El Tribunal Constitucional y el Tribunal Supremo tienen dos enfoques distintos en lo que al tratamiento de datos en sus sentencias se refiere.

Mientras que el máximo tribunal de garantías de España incluye los nombres de los demandantes y demandados en sus resoluciones judiciales que, después, publican en su página web, el Tribunal Supremo lo somete a un proceso de “anonimización” en el que se expurgan nombres, direcciones y otros datos personales de las partes.

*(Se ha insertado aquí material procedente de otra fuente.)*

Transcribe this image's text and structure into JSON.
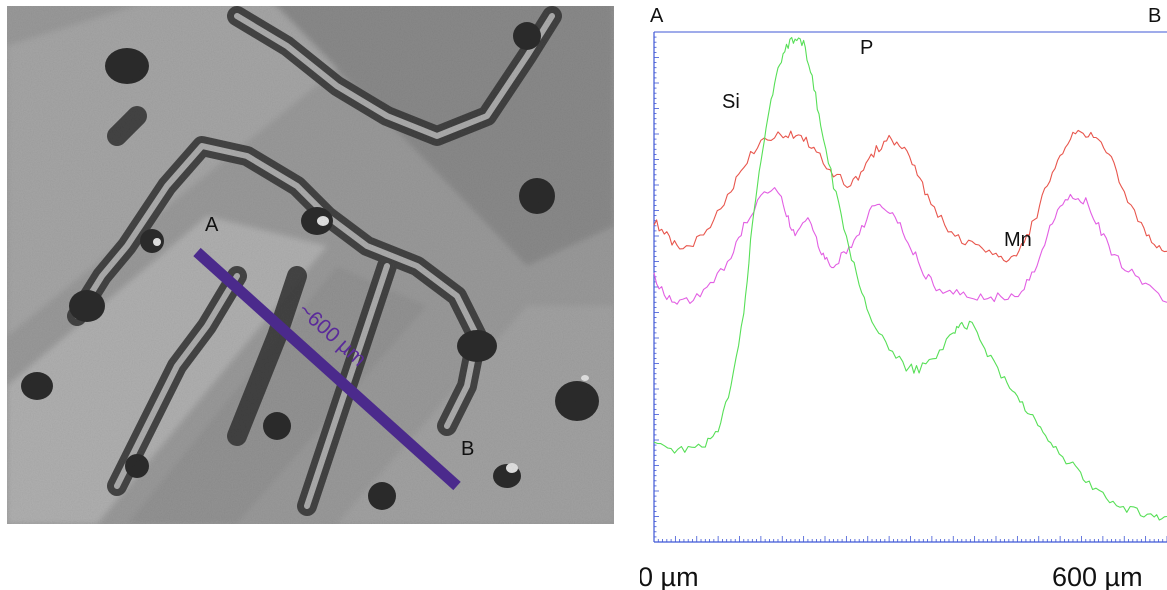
{
  "micrograph": {
    "point_a": "A",
    "point_b": "B",
    "scan_label": "~600 µm",
    "line_color": "#4b2a8c"
  },
  "chart_data": {
    "type": "line",
    "xlabel_start": "0 µm",
    "xlabel_end": "600 µm",
    "x_unit": "µm",
    "xlim": [
      0,
      600
    ],
    "ylim": [
      0,
      100
    ],
    "endpoint_left": "A",
    "endpoint_right": "B",
    "axis_color": "#3f57d6",
    "grid": false,
    "series": [
      {
        "name": "Si",
        "color": "#e8564d",
        "x": [
          0,
          15,
          30,
          50,
          70,
          90,
          105,
          125,
          145,
          160,
          175,
          190,
          210,
          230,
          245,
          260,
          275,
          290,
          305,
          320,
          340,
          360,
          380,
          400,
          415,
          430,
          445,
          460,
          475,
          490,
          505,
          520,
          535,
          550,
          570,
          585,
          600
        ],
        "values": [
          63,
          60,
          57,
          59,
          63,
          69,
          74,
          79,
          80,
          80,
          79,
          77,
          72,
          70,
          73,
          77,
          79,
          78,
          73,
          68,
          62,
          59,
          58,
          56,
          55,
          58,
          63,
          70,
          76,
          80,
          80,
          79,
          75,
          68,
          62,
          58,
          57
        ]
      },
      {
        "name": "Mn",
        "color": "#e25fe3",
        "x": [
          0,
          15,
          30,
          50,
          70,
          90,
          105,
          125,
          145,
          155,
          165,
          180,
          190,
          200,
          210,
          225,
          240,
          255,
          270,
          285,
          300,
          315,
          330,
          350,
          370,
          390,
          410,
          430,
          445,
          460,
          475,
          490,
          505,
          520,
          535,
          555,
          575,
          600
        ],
        "values": [
          52,
          48,
          47,
          48,
          51,
          56,
          62,
          68,
          69,
          64,
          60,
          63,
          59,
          56,
          54,
          57,
          61,
          65,
          66,
          63,
          58,
          53,
          50,
          49,
          48,
          48,
          48,
          49,
          53,
          60,
          66,
          68,
          67,
          62,
          57,
          53,
          51,
          47
        ]
      },
      {
        "name": "P",
        "color": "#57df57",
        "x": [
          0,
          20,
          40,
          60,
          75,
          90,
          105,
          115,
          125,
          135,
          145,
          155,
          165,
          175,
          185,
          195,
          210,
          225,
          240,
          255,
          275,
          295,
          310,
          330,
          350,
          360,
          375,
          390,
          410,
          425,
          440,
          455,
          470,
          490,
          505,
          525,
          545,
          565,
          585,
          600
        ],
        "values": [
          19,
          18,
          18,
          19,
          22,
          30,
          45,
          62,
          75,
          85,
          93,
          97,
          99,
          98,
          91,
          82,
          70,
          60,
          50,
          43,
          38,
          34,
          34,
          36,
          41,
          43,
          42,
          37,
          32,
          28,
          25,
          22,
          18,
          15,
          12,
          9,
          7,
          6,
          5,
          5
        ]
      }
    ]
  }
}
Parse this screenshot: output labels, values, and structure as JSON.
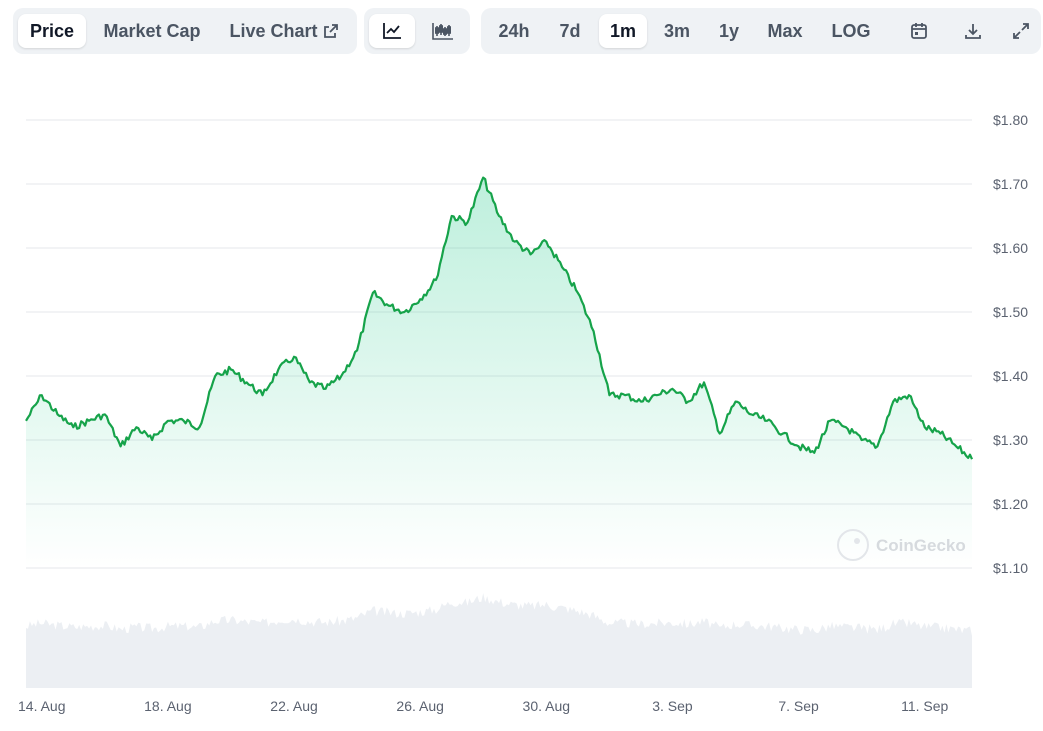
{
  "toolbar": {
    "metric_tabs": [
      {
        "label": "Price",
        "active": true
      },
      {
        "label": "Market Cap",
        "active": false
      },
      {
        "label": "Live Chart",
        "active": false,
        "icon": "external-link-icon"
      }
    ],
    "chart_type_buttons": [
      {
        "icon": "line-chart-icon",
        "active": true
      },
      {
        "icon": "candlestick-icon",
        "active": false
      }
    ],
    "ranges": [
      {
        "label": "24h",
        "active": false
      },
      {
        "label": "7d",
        "active": false
      },
      {
        "label": "1m",
        "active": true
      },
      {
        "label": "3m",
        "active": false
      },
      {
        "label": "1y",
        "active": false
      },
      {
        "label": "Max",
        "active": false
      },
      {
        "label": "LOG",
        "active": false
      }
    ],
    "tools": [
      {
        "icon": "calendar-icon"
      },
      {
        "icon": "download-icon"
      },
      {
        "icon": "expand-icon"
      }
    ]
  },
  "watermark": "CoinGecko",
  "colors": {
    "line": "#16a34a",
    "area_top": "#16c784",
    "volume": "#eceff3",
    "grid": "#e5e7eb",
    "active_bg": "#ffffff",
    "toolbar_bg": "#eff2f5"
  },
  "chart_data": {
    "type": "line",
    "title": "",
    "xlabel": "",
    "ylabel": "",
    "ylim": [
      1.1,
      1.8
    ],
    "y_ticks": [
      "$1.80",
      "$1.70",
      "$1.60",
      "$1.50",
      "$1.40",
      "$1.30",
      "$1.20",
      "$1.10"
    ],
    "y_tick_values": [
      1.8,
      1.7,
      1.6,
      1.5,
      1.4,
      1.3,
      1.2,
      1.1
    ],
    "x_range": [
      "2024-08-13T12:00",
      "2024-09-12T12:00"
    ],
    "x_ticks": [
      "14. Aug",
      "18. Aug",
      "22. Aug",
      "26. Aug",
      "30. Aug",
      "3. Sep",
      "7. Sep",
      "11. Sep"
    ],
    "x_tick_dates": [
      "2024-08-14",
      "2024-08-18",
      "2024-08-22",
      "2024-08-26",
      "2024-08-30",
      "2024-09-03",
      "2024-09-07",
      "2024-09-11"
    ],
    "grid": true,
    "legend": "none",
    "series": [
      {
        "x": [
          "2024-08-13T12:00",
          "2024-08-14T00:00",
          "2024-08-14T12:00",
          "2024-08-15T00:00",
          "2024-08-15T12:00",
          "2024-08-16T00:00",
          "2024-08-16T12:00",
          "2024-08-17T00:00",
          "2024-08-17T12:00",
          "2024-08-18T00:00",
          "2024-08-18T12:00",
          "2024-08-19T00:00",
          "2024-08-19T12:00",
          "2024-08-20T00:00",
          "2024-08-20T12:00",
          "2024-08-21T00:00",
          "2024-08-21T12:00",
          "2024-08-22T00:00",
          "2024-08-22T12:00",
          "2024-08-23T00:00",
          "2024-08-23T12:00",
          "2024-08-24T00:00",
          "2024-08-24T12:00",
          "2024-08-25T00:00",
          "2024-08-25T12:00",
          "2024-08-26T00:00",
          "2024-08-26T12:00",
          "2024-08-27T00:00",
          "2024-08-27T12:00",
          "2024-08-28T00:00",
          "2024-08-28T12:00",
          "2024-08-29T00:00",
          "2024-08-29T12:00",
          "2024-08-30T00:00",
          "2024-08-30T12:00",
          "2024-08-31T00:00",
          "2024-08-31T12:00",
          "2024-09-01T00:00",
          "2024-09-01T12:00",
          "2024-09-02T00:00",
          "2024-09-02T12:00",
          "2024-09-03T00:00",
          "2024-09-03T12:00",
          "2024-09-04T00:00",
          "2024-09-04T12:00",
          "2024-09-05T00:00",
          "2024-09-05T12:00",
          "2024-09-06T00:00",
          "2024-09-06T12:00",
          "2024-09-07T00:00",
          "2024-09-07T12:00",
          "2024-09-08T00:00",
          "2024-09-08T12:00",
          "2024-09-09T00:00",
          "2024-09-09T12:00",
          "2024-09-10T00:00",
          "2024-09-10T12:00",
          "2024-09-11T00:00",
          "2024-09-11T12:00",
          "2024-09-12T00:00",
          "2024-09-12T12:00"
        ],
        "y": [
          1.33,
          1.37,
          1.34,
          1.32,
          1.33,
          1.34,
          1.29,
          1.32,
          1.3,
          1.33,
          1.33,
          1.32,
          1.4,
          1.41,
          1.39,
          1.37,
          1.41,
          1.43,
          1.39,
          1.38,
          1.4,
          1.44,
          1.53,
          1.51,
          1.5,
          1.52,
          1.55,
          1.65,
          1.64,
          1.71,
          1.65,
          1.61,
          1.59,
          1.61,
          1.57,
          1.53,
          1.47,
          1.37,
          1.37,
          1.36,
          1.37,
          1.38,
          1.36,
          1.39,
          1.31,
          1.36,
          1.34,
          1.33,
          1.31,
          1.29,
          1.28,
          1.33,
          1.32,
          1.3,
          1.29,
          1.36,
          1.37,
          1.32,
          1.31,
          1.29,
          1.27
        ]
      }
    ]
  }
}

La anonimización es un proceso que lleva a cabo el Centro de Documentación Judicial (CENDOJ) del Consejo General del Poder Judicial y que aplica a todas las sentencias, no solo del Tribunal Supremo, sino del resto de los tribunales españoles, en línea con la Ley de Protección de Datos.

Así, cualquier ciudadano puede consultar dichas sentencias a través del portal poderjudicial.es, pero sin datos personales. El tratamiento de los datos que realiza el Tribunal Constitucional está en línea con el que llevan a cabo el Tribunal de Justicia de la Unión Europea, con base en Luxemburgo, y el del Tribunal Europeo de Derechos Humanos, con sede en Estrasburgo, aunque tiene algunas excepciones.